Ohne eine Antwort oder ein Nicken, das ich eh nicht sehen kann, abzuwarten, rede ich weiter.
"Ich will dir keine Vorwürfe machen,Tommi. Aber du weißt auch, wie viel Felix abbekommen hat. Und, wie scheiße es ihm ging."
"J-ja. Ich war dabei."
"Weißt du, was er getan hat, nachdem ihr los seid?"
"Nein. Gehe davon aus, dass er sich wieder hingelegt hat. Er sah ziemlich fertig aus."
"Und genau das ist er auch. Er schläft tatsächlich. Nur sitze ich gerade neben seinem Krankenhausbett."

Eine ungläubige Stille von Tommis Seite durchschneidet meine Überlegungen für den nächsten Satz.
"Julian?"
"Ja?"
"Wie geht es ihm?"
"Nicht gut. Man, verdammt, es geht ihm beschissen. 
Vorhin wurde er operiert und das wird für heute nicht die Letzte bleiben. Als er zu mir gekommen ist, war er total von der Rolle.
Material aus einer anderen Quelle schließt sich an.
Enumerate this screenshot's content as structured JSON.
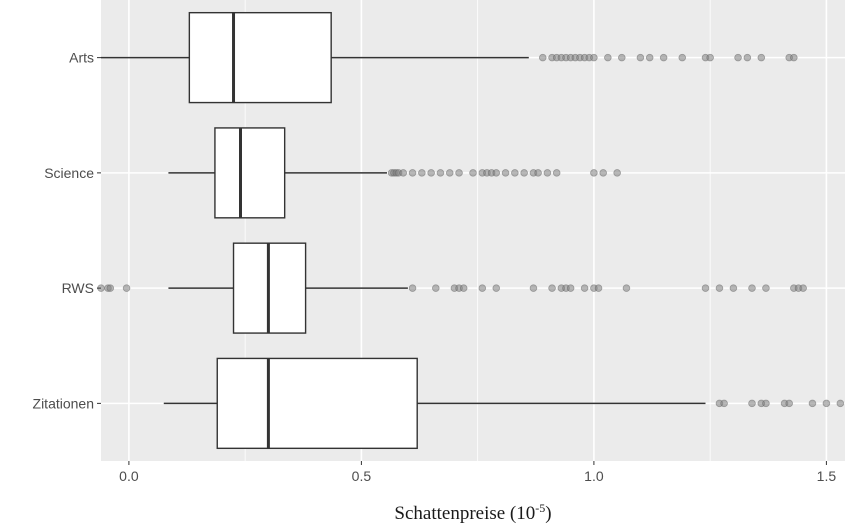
{
  "chart_data": {
    "type": "boxplot",
    "orientation": "horizontal",
    "xlabel": "Schattenpreise (10",
    "xlabel_superscript": "-5",
    "xlabel_suffix": ")",
    "xlim": [
      -0.06,
      1.54
    ],
    "xticks": [
      0.0,
      0.5,
      1.0,
      1.5
    ],
    "xtick_labels": [
      "0.0",
      "0.5",
      "1.0",
      "1.5"
    ],
    "grid": true,
    "colors": {
      "panel_background": "#ebebeb",
      "gridline": "#ffffff",
      "box_fill": "#ffffff",
      "box_stroke": "#333333",
      "outlier": "#808080"
    },
    "categories": [
      "Arts",
      "Science",
      "RWS",
      "Zitationen"
    ],
    "boxes": [
      {
        "label": "Arts",
        "whisker_low": -0.06,
        "q1": 0.13,
        "median": 0.225,
        "q3": 0.435,
        "whisker_high": 0.86,
        "outliers": [
          0.89,
          0.91,
          0.92,
          0.93,
          0.94,
          0.95,
          0.96,
          0.97,
          0.98,
          0.99,
          1.0,
          1.03,
          1.06,
          1.1,
          1.12,
          1.15,
          1.19,
          1.24,
          1.25,
          1.31,
          1.33,
          1.36,
          1.42,
          1.43
        ]
      },
      {
        "label": "Science",
        "whisker_low": 0.085,
        "q1": 0.185,
        "median": 0.24,
        "q3": 0.335,
        "whisker_high": 0.555,
        "outliers": [
          0.565,
          0.57,
          0.575,
          0.58,
          0.59,
          0.61,
          0.63,
          0.65,
          0.67,
          0.69,
          0.71,
          0.74,
          0.76,
          0.77,
          0.78,
          0.79,
          0.81,
          0.83,
          0.85,
          0.87,
          0.88,
          0.9,
          0.92,
          1.0,
          1.02,
          1.05
        ]
      },
      {
        "label": "RWS",
        "whisker_low": 0.085,
        "q1": 0.225,
        "median": 0.3,
        "q3": 0.38,
        "whisker_high": 0.6,
        "outliers": [
          -0.06,
          -0.045,
          -0.04,
          -0.005,
          0.61,
          0.66,
          0.7,
          0.71,
          0.72,
          0.76,
          0.79,
          0.87,
          0.91,
          0.93,
          0.94,
          0.95,
          0.98,
          1.0,
          1.01,
          1.07,
          1.24,
          1.27,
          1.3,
          1.34,
          1.37,
          1.43,
          1.44,
          1.45
        ]
      },
      {
        "label": "Zitationen",
        "whisker_low": 0.075,
        "q1": 0.19,
        "median": 0.3,
        "q3": 0.62,
        "whisker_high": 1.24,
        "outliers": [
          1.27,
          1.28,
          1.34,
          1.36,
          1.37,
          1.41,
          1.42,
          1.47,
          1.5,
          1.53
        ]
      }
    ]
  }
}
Ich kann es nicht mal beschreiben, so scheiße sah er aus. "
"Seit wann ist er bei dir?"
"Keine Ahnung, um 12 vielleicht?"

Einige ratlose Sekunden hallen leise durch die Geräte, von meiner Seite nur untermalt von Felix' monotonem, nasalen Atmen.
"Wir sind aber schon halb 10 los..."
An seinem Ton kann ich erkennen, dass Tommi noch etwas sagen möchte, ich komme ihm jedoch mit Absicht zuvor:
"Er hat sich mit Einer aus dem Internet getroffen irgendwie. Der Sex, den sie hatten, hat ihm körperlich den Rest gegeben."
"Oh."
Nichts als ein stumpfes "Oh" bringt Tommi heraus, so als wäre diese Aktion für ihn in keinster Weise vorhersehbar gewesen. Wie stark er das tatsächlich in Erwägung gezogen hat, vermag ich nicht zu beurteilen. Ihn ordentlich zu schockieren scheint es troztdem.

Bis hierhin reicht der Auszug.